Hewko is the wife of Rotary International Secretary General and CEO John Hewko, who is of Ukrainian origin and a founding member of the Rotary Club of Kyiv. The Hewkos lived in Ukraine for five years in the 1990s.
Earlier this year, Marga Hewko and the Rotary Club of Chicago worked with doctors in Chicago and Ukraine to establish a stem cell storage facility for cancer patients in the Ukrainian city of Lviv that would allow cells to be stored longer and would allow research.
This initiative changed direction when the war began.
“We reached out to the Ukrainian community in Chicago to find out how we could help, and at the same time, we already knew these doctors,” says Marga Hewko. “That’s how I discovered UMANA.”
It was an ideal match. UMANA, founded in 1950, promotes education through conferences and physician exchanges between the United States or Canada and Ukraine. After the war began, UMANA volunteers began sending medical aid to Ukraine and using their network of doctors and pharmaceutical companies to obtain supplies and equipment. Rotary clubs quickly joined the project.
Marga Hewko, who is from Argentina, has used her contacts there to get Argentinian clubs involved in the effort, and those members are also using their connections to secure funds and materials.
During a tour of the UMANA warehouse, Marga Hewko, Merryweather-Arges and Jane Hopkins, the governor of District 6450 in Illinois, praised the efficiency and scale of the operation.
“UMANA is just amazing,” says Merryweather-Arges. “We chose to work with them because they are well connected to Chicago’s Ukrainian community and have worked to sort and pack nearly 400 pallets of supplies.”
Members in Ukraine continue to develop the list of supplies needed. Olha Paliychuk, who is a surgeon, a member of the Rotary club of Cherkasy and a member of the Turkey-Ukraine intercountry committee, calls the hospitals every night.
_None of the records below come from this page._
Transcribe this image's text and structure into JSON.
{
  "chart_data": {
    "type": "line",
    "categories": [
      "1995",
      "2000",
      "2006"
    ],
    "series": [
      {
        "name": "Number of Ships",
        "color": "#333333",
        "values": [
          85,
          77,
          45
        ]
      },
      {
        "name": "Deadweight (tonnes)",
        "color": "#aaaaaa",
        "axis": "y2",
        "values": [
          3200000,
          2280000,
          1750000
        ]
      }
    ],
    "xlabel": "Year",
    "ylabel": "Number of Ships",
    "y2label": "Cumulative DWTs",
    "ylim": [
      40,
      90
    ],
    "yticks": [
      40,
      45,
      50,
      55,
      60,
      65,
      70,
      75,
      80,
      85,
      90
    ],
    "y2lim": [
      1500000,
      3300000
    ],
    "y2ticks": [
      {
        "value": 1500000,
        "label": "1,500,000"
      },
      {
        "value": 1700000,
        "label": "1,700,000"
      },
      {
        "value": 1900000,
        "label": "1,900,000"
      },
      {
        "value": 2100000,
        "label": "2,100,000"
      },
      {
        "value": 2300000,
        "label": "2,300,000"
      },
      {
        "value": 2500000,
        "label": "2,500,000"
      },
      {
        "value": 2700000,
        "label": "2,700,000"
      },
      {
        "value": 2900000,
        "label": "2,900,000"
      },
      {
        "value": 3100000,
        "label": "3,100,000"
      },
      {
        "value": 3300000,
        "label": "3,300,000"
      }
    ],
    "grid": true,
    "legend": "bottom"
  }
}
Delivery of items to hospitals is coordinated by Paliychuk in Cherkasy; by Borys Bodnar, Rotary Club of Ukraine Unity Passport, Lviv; and by Mykola Stebljanko, Rotary E-Club of Ukraine, Odessa.
Marga Hewko says members’ actions in Ukraine and abroad demonstrate the power of Rotary’s network.
“In the midst of the war, when some of the targets for the Russian military are hospitals, the fact that we have volunteers in Ukraine who are transporting supplies across their country – if not Service Above Self, I don’t know what it is,” she says.